As well, you can’t lose your principal: No matter what happens to stock markets in the three years, you are guaranteed a 1.5-per-cent return — 0.5 per cent a year. Not so hot either, considering plain three-year GICs pay three times as much.
All big banks and many insurers offer these products because people buy them. They have a surface appeal to very conservative customers, often elderly, who are dead scared of the stock market and ever-worried about just keeping up with inflation.
The marketing gives the impression there is a free lunch — a bigger return for no more risk. There is some extra gain, but very little. Most of the benefit goes to the institution selling the product.

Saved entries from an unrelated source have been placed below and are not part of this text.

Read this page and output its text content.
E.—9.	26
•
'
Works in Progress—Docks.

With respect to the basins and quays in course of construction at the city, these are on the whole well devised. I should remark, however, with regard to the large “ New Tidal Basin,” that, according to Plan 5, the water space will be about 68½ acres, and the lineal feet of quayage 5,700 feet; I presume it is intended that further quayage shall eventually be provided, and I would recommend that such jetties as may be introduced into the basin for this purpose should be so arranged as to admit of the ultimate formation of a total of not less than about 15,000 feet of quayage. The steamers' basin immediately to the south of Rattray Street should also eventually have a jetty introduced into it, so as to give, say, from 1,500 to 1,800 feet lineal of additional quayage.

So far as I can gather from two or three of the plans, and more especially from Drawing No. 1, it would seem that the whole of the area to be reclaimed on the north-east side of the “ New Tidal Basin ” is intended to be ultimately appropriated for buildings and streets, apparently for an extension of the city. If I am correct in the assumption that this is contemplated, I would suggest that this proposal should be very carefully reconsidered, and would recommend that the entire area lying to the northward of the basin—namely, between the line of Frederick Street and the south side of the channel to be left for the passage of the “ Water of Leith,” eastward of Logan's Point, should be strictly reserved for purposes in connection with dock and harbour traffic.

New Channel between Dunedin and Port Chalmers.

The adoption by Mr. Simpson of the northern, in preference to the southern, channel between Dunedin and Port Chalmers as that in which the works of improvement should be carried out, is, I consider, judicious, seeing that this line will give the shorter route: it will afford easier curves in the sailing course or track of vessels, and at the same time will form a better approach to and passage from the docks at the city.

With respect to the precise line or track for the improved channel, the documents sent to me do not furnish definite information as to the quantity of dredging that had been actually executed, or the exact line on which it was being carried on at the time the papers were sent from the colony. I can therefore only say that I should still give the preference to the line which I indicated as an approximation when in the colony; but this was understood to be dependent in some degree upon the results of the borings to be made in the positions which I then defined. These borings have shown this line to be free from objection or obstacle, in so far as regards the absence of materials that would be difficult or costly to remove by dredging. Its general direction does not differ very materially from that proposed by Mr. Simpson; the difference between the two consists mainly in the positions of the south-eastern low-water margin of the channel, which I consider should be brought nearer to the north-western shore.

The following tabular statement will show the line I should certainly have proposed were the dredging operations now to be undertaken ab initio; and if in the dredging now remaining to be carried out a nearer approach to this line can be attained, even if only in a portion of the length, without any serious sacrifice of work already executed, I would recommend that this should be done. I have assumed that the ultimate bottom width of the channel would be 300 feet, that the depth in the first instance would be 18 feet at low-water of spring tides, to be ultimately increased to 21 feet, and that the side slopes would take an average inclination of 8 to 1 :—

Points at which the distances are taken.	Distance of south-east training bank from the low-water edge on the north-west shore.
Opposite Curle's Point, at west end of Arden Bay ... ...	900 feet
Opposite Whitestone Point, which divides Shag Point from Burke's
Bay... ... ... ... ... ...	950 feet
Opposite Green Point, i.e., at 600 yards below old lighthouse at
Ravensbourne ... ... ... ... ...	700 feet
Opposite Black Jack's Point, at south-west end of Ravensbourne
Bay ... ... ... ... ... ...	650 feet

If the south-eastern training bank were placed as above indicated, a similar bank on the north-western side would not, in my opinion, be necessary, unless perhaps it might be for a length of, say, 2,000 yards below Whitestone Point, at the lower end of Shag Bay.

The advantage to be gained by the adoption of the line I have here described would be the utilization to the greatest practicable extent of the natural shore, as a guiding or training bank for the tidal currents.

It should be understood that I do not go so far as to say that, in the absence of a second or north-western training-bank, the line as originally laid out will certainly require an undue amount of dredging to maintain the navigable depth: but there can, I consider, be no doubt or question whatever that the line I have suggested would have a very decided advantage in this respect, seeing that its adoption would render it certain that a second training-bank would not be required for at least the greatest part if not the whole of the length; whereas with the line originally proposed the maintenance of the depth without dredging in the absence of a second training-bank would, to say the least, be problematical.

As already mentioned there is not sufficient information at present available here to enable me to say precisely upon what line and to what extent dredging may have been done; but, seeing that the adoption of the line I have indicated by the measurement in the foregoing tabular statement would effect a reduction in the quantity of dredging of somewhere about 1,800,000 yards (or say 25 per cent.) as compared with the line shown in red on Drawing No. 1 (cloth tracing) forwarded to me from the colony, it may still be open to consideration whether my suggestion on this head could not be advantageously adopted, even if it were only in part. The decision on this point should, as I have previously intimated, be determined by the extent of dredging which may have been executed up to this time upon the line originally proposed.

“Market-linked GICs are really just insurance,” says Clay Gillespie, managing director of Rogers Group Financial in Vancouver, a fee-only financial planner. “You’re capping your upside and limiting your downside, but the marketing is quite appealing. You’re guaranteed to make money. People like that.”
ATB Financial, an Alberta crown corporation that was formerly the Alberta Treasury Branch, has stopped selling index-linked GICs. ATB has 697,000 customers and decided these products are not in their customers’ best interest. They are too hard to explain, it is difficult to figure out the return and you have no control over what you get, as colleague Ellen Roseman summed up in a column last year.
Here’s a closer look at index-linked GICs:
Gillespie points out that there are very few three- or five-year periods when major markets returned nothing. So your hedge — taking a lower, but guaranteed interest rate in case they do fall — isn’t a good bet.
In an article last year, Oakville financial planner Dan Hallett, with HighView Financial Group, came to the same conclusion. Hallett looked at three- and five-year index-linked GICs offered by Alterna Bank. He compared the GIC returns with rolling three- and five-year returns of the S&P/TSX 60 index over a 25-year period. The three-year GIC underperformed 77 per cent of the time and the five-year GIC, 97 per cent of the time.
Hallett says his finding was specific to those Alterna products. But he adds that banks and insurance companies structure the products to minimize their costs.
“The advantage will always be with them,” Hallett says
In the end, index-linked GICs have a surface appeal and a small potential for gain. But you give up a lot.
You buy stocks and fixed income investments for different reasons. If you want safety, accept a lower return. If you want to make a higher return, you have to take more risk. There’s no way around it. Blending the two gives you the worst of both worlds.